Egyptian Coder Builds AI Model to Represent His Culture
An Egyptian developer created Horus, an AI model trained to understand his language and culture, after finding no existing options. His success is part of a growing movement to fix AI's English-dominated bias.
When Egyptian coder Assem Sabry searched for an AI model that truly understood his culture, he came up empty. So he did what any determined innovator would do: he built one himself.
Sabry named his creation Horus, after the ancient Egyptian god of the sky. His goal was simple but powerful: create an AI that speaks to Egyptians in their own cultural context, not through the lens of American or Chinese tech giants.
Using GPUs from Google Colab and open-source datasets, Sabry trained Horus from the ground up. When he released it in early April, more than 800 people downloaded it in just the first week.
He's not alone in this mission. Developers around the world are tackling a massive imbalance in artificial intelligence: most AI models work brilliantly in English and reasonably well in Chinese, but they struggle with almost everything else.
The irony is striking. Languages labeled as "minority" are actually spoken by the global majority. But because AI models learn from massive web scrapes, and because English dominates the internet, other languages get left behind.

In 2023, researcher Aliya Bhatia published a study showing how commercial pressures pushed Big Tech to prioritize English. Companies rushed to capitalize on AI without addressing the language gap, partly because training data for other languages was limited.
For years, the economics reinforced this cycle.
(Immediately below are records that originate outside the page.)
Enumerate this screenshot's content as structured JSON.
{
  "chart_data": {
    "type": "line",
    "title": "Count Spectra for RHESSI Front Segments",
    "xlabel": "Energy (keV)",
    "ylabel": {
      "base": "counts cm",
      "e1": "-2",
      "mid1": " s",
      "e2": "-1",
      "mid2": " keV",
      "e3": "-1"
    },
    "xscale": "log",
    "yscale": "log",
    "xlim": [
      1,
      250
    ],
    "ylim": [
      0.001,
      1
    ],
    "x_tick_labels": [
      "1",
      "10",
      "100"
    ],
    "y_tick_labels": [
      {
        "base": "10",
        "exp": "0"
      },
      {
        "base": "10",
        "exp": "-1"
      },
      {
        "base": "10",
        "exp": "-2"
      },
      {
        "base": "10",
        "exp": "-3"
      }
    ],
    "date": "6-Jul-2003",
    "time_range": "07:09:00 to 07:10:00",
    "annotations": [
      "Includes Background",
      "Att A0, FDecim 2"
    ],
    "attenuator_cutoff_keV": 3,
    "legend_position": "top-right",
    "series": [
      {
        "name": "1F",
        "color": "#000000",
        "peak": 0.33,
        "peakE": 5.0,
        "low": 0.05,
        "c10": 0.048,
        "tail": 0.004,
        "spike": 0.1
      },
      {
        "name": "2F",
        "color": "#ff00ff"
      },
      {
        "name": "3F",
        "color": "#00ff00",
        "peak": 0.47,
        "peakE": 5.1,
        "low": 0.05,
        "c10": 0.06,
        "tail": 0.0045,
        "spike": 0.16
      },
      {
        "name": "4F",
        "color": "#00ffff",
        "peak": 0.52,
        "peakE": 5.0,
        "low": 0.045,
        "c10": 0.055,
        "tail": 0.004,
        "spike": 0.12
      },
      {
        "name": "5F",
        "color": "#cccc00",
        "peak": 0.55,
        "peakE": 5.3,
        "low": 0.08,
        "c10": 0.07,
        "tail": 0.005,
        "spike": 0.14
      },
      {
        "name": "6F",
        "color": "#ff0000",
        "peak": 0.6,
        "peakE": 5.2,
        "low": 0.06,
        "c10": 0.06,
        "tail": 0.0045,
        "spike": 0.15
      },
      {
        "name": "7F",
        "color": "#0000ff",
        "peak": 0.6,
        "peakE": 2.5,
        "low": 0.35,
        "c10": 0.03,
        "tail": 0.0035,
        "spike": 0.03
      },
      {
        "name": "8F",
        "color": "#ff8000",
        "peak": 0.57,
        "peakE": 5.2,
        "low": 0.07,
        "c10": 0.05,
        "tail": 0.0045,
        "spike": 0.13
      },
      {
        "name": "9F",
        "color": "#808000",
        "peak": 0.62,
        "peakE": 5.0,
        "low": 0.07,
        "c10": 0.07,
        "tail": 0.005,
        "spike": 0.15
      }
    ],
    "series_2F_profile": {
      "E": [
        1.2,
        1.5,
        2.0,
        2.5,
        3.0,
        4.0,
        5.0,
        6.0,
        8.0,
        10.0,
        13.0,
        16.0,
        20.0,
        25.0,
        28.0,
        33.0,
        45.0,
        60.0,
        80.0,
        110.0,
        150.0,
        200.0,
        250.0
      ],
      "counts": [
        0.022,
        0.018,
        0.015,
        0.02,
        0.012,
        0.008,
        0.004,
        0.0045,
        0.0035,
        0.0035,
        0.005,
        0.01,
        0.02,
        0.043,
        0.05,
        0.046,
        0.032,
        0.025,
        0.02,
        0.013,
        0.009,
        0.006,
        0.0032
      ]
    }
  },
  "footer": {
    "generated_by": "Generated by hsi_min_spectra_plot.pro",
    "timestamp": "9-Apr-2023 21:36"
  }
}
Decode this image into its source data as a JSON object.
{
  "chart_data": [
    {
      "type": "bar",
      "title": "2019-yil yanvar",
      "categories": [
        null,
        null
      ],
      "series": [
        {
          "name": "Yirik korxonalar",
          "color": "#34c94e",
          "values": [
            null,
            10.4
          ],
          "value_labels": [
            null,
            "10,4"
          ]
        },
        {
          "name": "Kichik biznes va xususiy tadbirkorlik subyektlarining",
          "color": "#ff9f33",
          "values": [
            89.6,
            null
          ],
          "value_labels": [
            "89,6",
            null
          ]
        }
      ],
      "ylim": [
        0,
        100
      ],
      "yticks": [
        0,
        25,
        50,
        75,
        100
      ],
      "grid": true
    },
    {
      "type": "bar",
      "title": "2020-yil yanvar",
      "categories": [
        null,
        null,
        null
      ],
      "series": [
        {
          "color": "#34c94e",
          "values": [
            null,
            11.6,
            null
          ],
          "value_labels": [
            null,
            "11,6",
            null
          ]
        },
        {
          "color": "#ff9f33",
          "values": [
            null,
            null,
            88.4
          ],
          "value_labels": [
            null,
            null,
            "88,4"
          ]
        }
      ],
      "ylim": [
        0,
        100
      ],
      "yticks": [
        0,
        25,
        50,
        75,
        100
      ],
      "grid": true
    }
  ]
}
Training AI costs serious money, and companies saw little reason to invest in smaller language communities without guaranteed profits.
The Ripple Effect
Now that's changing. The rise of open-source AI models has opened doors that were previously locked. Two years ago, Sabry notes, the technology wasn't good enough and wasn't available to everyone.
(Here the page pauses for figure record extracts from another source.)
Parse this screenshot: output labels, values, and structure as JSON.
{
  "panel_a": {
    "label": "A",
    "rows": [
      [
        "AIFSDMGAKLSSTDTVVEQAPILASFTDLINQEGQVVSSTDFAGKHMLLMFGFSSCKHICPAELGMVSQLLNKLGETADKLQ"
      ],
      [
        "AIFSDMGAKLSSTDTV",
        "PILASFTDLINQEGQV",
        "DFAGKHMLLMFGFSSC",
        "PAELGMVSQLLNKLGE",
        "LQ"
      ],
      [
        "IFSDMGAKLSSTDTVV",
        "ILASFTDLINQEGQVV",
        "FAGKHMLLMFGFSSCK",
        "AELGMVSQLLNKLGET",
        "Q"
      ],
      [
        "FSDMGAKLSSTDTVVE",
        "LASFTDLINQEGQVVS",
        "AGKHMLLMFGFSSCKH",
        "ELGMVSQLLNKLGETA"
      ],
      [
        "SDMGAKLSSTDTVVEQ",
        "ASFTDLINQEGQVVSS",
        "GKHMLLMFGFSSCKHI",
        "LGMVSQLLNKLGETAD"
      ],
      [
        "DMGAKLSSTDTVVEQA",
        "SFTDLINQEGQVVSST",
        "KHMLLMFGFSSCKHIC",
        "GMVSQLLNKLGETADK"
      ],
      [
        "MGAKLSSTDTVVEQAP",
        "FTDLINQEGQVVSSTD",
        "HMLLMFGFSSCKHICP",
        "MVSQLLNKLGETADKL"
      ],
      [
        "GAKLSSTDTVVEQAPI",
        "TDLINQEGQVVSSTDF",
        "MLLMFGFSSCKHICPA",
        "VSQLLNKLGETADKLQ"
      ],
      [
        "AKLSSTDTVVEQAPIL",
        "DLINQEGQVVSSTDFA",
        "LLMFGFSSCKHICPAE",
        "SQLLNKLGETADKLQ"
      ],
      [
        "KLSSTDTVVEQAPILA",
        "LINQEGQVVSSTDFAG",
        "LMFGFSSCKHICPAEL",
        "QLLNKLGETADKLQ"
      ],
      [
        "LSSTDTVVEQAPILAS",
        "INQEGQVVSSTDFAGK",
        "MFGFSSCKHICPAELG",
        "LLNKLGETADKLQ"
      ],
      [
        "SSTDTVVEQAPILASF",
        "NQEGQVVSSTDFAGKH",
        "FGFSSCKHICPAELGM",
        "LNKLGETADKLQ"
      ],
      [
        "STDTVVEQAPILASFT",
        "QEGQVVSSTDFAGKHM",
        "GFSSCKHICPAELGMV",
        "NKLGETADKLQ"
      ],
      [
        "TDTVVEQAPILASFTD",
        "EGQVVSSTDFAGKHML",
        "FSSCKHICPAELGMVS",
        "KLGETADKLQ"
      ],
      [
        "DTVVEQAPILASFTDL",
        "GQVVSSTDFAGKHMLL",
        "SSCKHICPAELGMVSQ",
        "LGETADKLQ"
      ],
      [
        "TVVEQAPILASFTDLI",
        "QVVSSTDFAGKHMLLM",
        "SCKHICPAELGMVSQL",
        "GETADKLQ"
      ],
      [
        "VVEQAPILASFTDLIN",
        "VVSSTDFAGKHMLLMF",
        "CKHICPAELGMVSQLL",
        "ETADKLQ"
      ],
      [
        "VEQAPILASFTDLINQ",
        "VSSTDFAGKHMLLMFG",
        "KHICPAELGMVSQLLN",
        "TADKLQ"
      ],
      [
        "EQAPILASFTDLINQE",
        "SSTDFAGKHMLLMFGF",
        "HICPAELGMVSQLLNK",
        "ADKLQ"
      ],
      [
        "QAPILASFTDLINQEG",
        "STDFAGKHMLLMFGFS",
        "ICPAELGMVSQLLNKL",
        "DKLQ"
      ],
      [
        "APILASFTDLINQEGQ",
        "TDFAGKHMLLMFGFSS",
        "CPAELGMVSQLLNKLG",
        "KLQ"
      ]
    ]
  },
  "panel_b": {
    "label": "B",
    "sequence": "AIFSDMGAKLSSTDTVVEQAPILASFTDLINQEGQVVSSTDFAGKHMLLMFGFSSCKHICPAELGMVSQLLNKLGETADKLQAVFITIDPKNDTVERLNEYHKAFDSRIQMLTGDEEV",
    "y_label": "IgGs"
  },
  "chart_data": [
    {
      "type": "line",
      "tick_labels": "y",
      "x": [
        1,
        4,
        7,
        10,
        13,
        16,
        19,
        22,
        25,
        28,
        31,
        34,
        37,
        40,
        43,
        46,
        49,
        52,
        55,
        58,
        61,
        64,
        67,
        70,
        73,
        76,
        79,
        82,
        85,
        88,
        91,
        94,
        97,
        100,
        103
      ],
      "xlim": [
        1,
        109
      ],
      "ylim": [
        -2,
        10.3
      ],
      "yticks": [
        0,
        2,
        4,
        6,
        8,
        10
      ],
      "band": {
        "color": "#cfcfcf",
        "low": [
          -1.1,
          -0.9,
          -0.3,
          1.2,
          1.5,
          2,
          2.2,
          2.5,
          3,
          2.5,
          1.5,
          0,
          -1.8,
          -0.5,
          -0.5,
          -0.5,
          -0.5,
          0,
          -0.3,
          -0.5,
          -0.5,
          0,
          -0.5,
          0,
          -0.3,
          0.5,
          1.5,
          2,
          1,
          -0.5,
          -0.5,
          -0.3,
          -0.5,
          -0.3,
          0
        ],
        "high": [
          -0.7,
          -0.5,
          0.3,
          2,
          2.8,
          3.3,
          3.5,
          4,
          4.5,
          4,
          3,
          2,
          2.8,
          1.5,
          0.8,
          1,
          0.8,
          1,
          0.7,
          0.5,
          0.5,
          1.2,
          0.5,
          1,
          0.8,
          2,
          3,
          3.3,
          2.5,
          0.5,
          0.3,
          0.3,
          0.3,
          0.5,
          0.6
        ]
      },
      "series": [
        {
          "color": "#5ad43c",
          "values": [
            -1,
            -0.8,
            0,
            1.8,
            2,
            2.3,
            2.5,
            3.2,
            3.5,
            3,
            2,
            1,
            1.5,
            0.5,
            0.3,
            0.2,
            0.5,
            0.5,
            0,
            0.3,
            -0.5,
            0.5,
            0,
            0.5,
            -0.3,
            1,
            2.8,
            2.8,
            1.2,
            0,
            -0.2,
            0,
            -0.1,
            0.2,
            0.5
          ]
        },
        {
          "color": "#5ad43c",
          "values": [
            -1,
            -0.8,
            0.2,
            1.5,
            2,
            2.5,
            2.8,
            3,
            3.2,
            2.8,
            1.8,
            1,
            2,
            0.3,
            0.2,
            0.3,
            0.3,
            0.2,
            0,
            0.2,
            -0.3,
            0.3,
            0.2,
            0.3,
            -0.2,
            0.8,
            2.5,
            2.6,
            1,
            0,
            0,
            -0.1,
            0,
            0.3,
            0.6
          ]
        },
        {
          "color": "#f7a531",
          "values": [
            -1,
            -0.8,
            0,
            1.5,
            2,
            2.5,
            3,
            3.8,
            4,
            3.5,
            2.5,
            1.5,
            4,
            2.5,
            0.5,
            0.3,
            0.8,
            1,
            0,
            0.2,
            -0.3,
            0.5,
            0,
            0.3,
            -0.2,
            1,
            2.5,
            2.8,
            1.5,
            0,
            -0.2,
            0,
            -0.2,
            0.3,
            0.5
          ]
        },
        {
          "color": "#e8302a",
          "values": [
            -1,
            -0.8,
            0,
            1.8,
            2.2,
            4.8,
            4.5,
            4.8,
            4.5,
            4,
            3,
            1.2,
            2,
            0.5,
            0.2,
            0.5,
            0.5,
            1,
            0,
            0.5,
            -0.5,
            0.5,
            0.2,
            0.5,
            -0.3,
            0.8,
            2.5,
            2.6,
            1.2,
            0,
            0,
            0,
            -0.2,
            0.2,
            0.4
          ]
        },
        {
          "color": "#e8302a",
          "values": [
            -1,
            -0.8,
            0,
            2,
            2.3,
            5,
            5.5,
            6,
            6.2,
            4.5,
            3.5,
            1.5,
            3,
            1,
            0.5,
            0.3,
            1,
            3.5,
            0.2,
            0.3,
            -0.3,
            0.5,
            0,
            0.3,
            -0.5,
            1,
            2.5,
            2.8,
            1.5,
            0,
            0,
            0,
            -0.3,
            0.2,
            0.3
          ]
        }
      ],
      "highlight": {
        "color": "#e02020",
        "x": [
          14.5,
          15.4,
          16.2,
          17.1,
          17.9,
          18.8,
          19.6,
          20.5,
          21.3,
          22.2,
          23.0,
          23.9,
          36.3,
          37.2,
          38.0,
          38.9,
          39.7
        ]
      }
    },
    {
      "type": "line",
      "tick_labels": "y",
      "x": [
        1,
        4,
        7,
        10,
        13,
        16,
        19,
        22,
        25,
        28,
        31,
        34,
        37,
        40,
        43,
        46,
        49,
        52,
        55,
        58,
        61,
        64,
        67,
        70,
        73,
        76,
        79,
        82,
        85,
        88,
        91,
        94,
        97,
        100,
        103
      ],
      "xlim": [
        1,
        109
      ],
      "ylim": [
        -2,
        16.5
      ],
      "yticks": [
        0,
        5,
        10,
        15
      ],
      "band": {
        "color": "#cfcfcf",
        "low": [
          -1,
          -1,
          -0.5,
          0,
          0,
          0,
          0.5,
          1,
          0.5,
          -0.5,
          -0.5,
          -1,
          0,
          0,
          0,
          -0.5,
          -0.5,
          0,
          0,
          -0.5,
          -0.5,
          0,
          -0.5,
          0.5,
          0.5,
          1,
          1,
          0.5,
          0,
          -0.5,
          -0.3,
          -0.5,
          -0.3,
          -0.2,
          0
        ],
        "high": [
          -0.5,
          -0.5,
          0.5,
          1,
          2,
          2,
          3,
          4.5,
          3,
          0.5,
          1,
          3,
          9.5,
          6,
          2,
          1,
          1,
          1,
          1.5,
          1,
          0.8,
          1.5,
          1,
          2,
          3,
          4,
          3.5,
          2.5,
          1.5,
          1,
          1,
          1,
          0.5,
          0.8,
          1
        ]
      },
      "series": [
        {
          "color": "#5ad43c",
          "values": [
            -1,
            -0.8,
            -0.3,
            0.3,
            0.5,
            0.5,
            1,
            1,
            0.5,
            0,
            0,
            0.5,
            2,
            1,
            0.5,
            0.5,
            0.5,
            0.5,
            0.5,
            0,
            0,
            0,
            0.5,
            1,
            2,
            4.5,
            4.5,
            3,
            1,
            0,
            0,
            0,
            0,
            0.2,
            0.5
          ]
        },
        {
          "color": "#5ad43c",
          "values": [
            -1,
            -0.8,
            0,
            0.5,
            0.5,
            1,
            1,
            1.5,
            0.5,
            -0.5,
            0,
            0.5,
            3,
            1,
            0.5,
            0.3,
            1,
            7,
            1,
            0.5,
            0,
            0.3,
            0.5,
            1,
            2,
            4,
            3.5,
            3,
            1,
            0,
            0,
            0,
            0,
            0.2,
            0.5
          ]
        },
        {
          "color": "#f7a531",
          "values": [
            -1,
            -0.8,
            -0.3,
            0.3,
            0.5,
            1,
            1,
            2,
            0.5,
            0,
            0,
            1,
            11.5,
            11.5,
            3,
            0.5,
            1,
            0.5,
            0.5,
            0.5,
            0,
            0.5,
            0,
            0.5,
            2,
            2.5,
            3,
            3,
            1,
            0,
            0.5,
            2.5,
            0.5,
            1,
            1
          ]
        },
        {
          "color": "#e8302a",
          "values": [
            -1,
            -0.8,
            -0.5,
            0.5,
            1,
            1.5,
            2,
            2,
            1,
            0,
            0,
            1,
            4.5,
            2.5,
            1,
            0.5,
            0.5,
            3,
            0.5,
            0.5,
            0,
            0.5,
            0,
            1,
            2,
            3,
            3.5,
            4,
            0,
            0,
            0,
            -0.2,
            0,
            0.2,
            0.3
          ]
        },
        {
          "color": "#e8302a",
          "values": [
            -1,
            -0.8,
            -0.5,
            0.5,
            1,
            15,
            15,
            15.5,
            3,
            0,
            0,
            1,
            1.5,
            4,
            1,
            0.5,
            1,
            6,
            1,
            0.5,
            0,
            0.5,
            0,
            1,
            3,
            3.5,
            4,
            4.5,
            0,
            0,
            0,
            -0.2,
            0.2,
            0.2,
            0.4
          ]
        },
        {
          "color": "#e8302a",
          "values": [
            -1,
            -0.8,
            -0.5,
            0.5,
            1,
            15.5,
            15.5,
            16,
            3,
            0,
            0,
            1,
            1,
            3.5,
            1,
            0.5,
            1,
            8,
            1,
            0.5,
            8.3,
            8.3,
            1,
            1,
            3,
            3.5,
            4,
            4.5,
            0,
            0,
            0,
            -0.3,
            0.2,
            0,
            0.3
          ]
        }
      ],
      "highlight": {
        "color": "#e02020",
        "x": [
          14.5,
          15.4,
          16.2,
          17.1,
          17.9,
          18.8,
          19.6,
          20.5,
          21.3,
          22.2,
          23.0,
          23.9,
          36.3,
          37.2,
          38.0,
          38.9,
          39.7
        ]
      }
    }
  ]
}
Today, developers worldwide can build their own models from scratch. This democratization means AI can finally serve communities that tech giants overlooked, preserving cultural nuances and linguistic diversity that would otherwise vanish in translation.
Challenges remain, Bhatia points out. Computing power, infrastructure, and funding still create barriers for many developers. But the momentum is undeniable.
Sabry's success with Horus shows what's possible when innovation meets determination, and when technology finally starts speaking everyone's language.